7. Slamming doors. My toddler likes to slam doors. She’s not strong enough to make a big bang, but if she runs with it she can get a strong thump. I like to see those muscles flexing and the look of determination on her face. Slamming doors–cute now, probably irritating when she hits the teen years.

Do you think about the teenage years? Are you parenting a teen right now? What interesting things are your kids up to?

Nicole Robinson is a working mom, freelance writer, blogger and whole-milk enthusiast (the lady loves her milk). Visit Nicole at her blog, BookWormMama.com for a discussion of great parenting books and topics that interest moms. Stay connected on Facebook, Twitter and Pinterest.


  1. says

    I dread thinking about the teenage years! I have two daughters and one son. My oldest daughter is 8 and already going through the attitude of a teenager. :)

  2. says

    the dancing for dollars made me laugh. i watch an elderly man give some random kid a dollar at the store last night. the kid was doing a little dance and it made the guy smile. I thought it was strange, stranger that the mom accepted it but I guess it’s like tipping. we give something when service is good :)

  3. says

    Oh, this is hilarious, Nicole! LOL! I hope you print this out and save it for her someday. She sounds utterly precious! Soak up those good times because they DO go by so fast!

  4. says

    I had a door slamming teen girl–solution? I took her door off the frame, and made her earn it back. Didn’t take long to cure that trick.

    • says

      Thanks Karen. It is so funny that you mention taking the door off. I recently had a conversation with someone who did that to a teen who liked to sneak friends in the house. Just like in your case, it fixed the issue pronto.

  5. says

    it’s funny how everyone dreads the teen years when our kids spread their wings and start to fly without us. Teens are interesting, challenging and fun.
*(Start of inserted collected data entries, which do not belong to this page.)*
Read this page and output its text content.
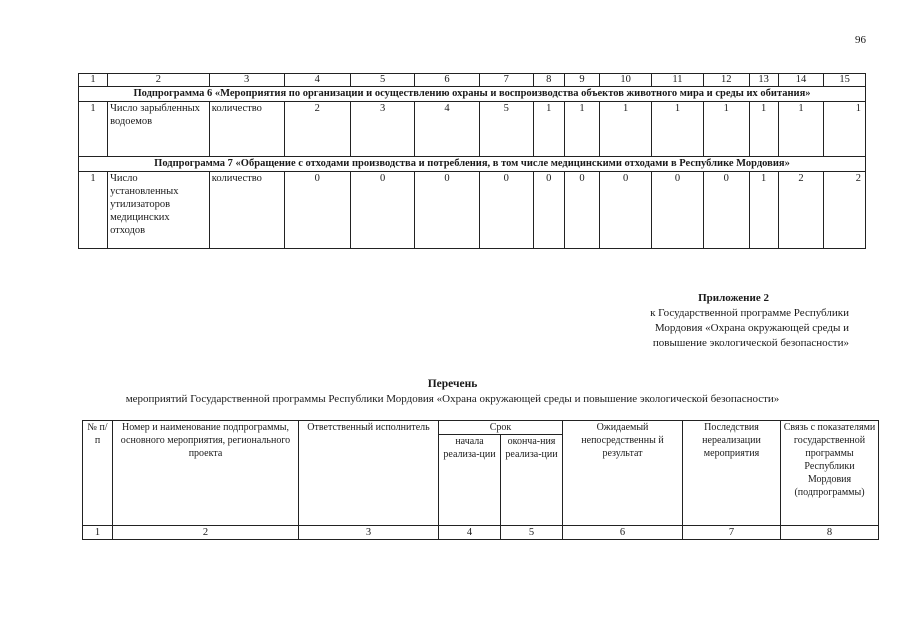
96
1	2	3	4	5	6	7	8	9	10	11	12	13	14	15
Подпрограмма 6 «Мероприятия по организации и осуществлению охраны и воспроизводства объектов животного мира и среды их обитания»														
1	Число зарыбленных водоемов	количество	2	3	4	5	1	1	1	1	1	1	1	1
Подпрограмма 7 «Обращение с отходами производства и потребления, в том числе медицинскими отходами в Республике Мордовия»														
1	Число установленных утилизаторов медицинских отходов	количество	0	0	0	0	0	0	0	0	0	1	2	2
Приложение 2
к Государственной программе Республики
Мордовия «Охрана окружающей среды и
повышение экологической безопасности»
Перечень
мероприятий Государственной программы Республики Мордовия «Охрана окружающей среды и повышение экологической безопасности»
№ п/п	Номер и наименование подпрограммы, основного мероприятия, регионального проекта	Ответственный исполнитель	Срок		Ожидаемый непосредственны й результат	Последствия нереализации мероприятия	Связь с показателями государственной программы Республики Мордовия (подпрограммы)
			начала реализа-ции	оконча-ния реализа-ции			
1	2	3	4	5	6	7	8
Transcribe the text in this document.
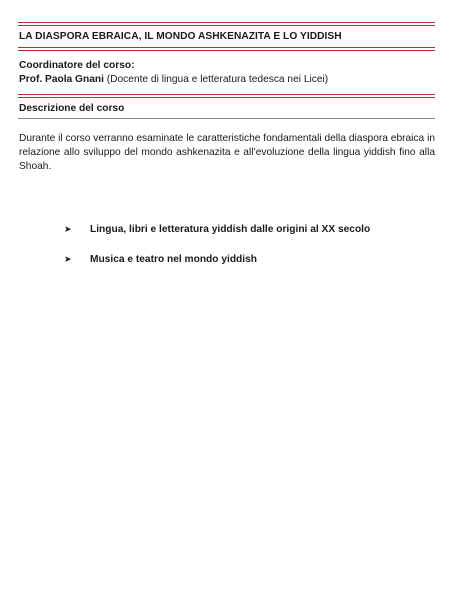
LA DIASPORA EBRAICA, IL MONDO ASHKENAZITA E LO YIDDISH
Coordinatore del corso:
Prof. Paola Gnani (Docente di lingua e letteratura tedesca nei Licei)
Descrizione del corso
Durante il corso verranno esaminate le caratteristiche fondamentali della diaspora ebraica in relazione allo sviluppo del mondo ashkenazita e all’evoluzione della lingua yiddish fino alla Shoah.
➤ Lingua, libri e letteratura yiddish dalle origini al XX secolo
➤ Musica e teatro nel mondo yiddish
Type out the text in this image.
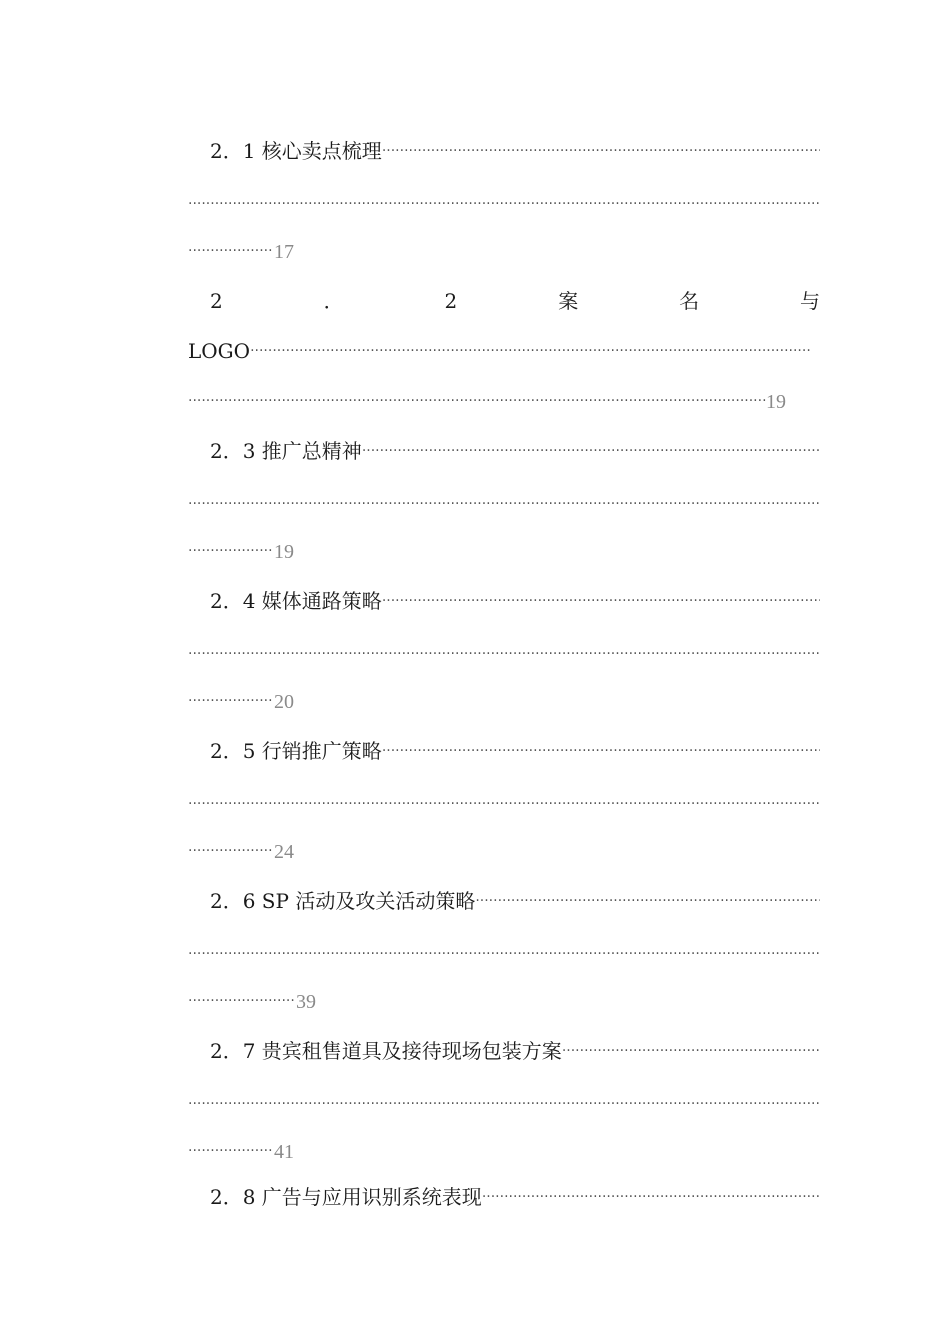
2．1 核心卖点梳理
·····
·····
·····17
2	．	2	案	名	与
LOGO·····
·····19
2．3 推广总精神
·····
·····
·····19
2．4 媒体通路策略
·····
·····
·····20
2．5 行销推广策略
·····
·····
·····24
2．6 SP 活动及攻关活动策略
·····
·····
·····39
2．7 贵宾租售道具及接待现场包装方案
·····
·····
·····41
2．8 广告与应用识别系统表现
·····
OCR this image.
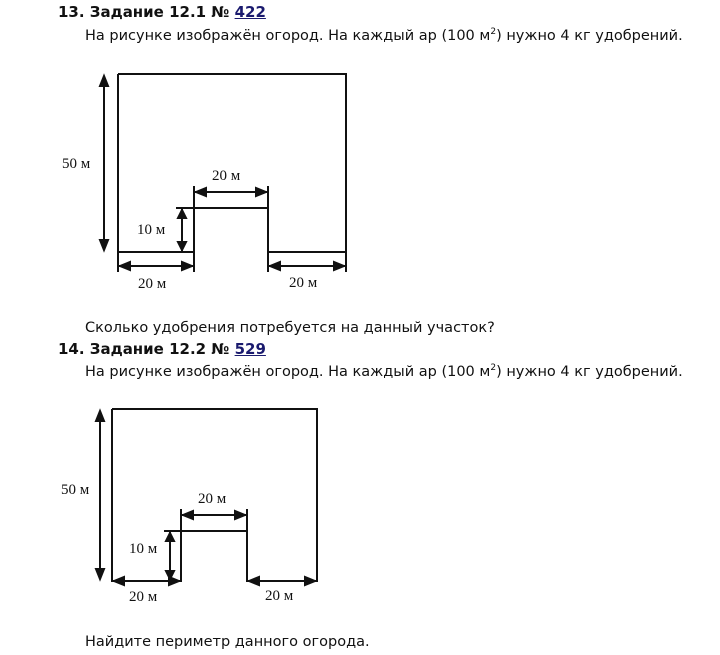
13. Задание 12.1 № 422
На рисунке изображён огород. На каждый ар (100 $м^2$) нужно 4 кг удобрений.
50 м
10 м
20 м
20 м	20 м
Сколько удобрения потребуется на данный участок?
14. Задание 12.2 № 529
На рисунке изображён огород. На каждый ар (100 $м^2$) нужно 4 кг удобрений.
50 м
10 м
20 м
20 м	20 м
Найдите периметр данного огорода.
    The habits you write about are harmless compared to the real trouble everyone knows they can get into. That’s the big worry about teens — they can make fatal and disastrous decisions.

    My suggestion — after raising four teens successfully and losing only three cars to them — spend the first 12 years building a strong relationship based on mutual respect. Teach them cause and effect of their choices. Allow them to make as many choices as possible and feel the pain and gain from them.

    DON’T fret about the little stuff like streaking, hair color, condition of their room and grades.

    Do pay attention to family dinner, family fun time, family meetings and yes, family chores. STAY CONNECTED at all costs.

    You will sail through the teen years, even when storms erupt and threaten to capsize your ship and enjoy some exhilarating sailing days.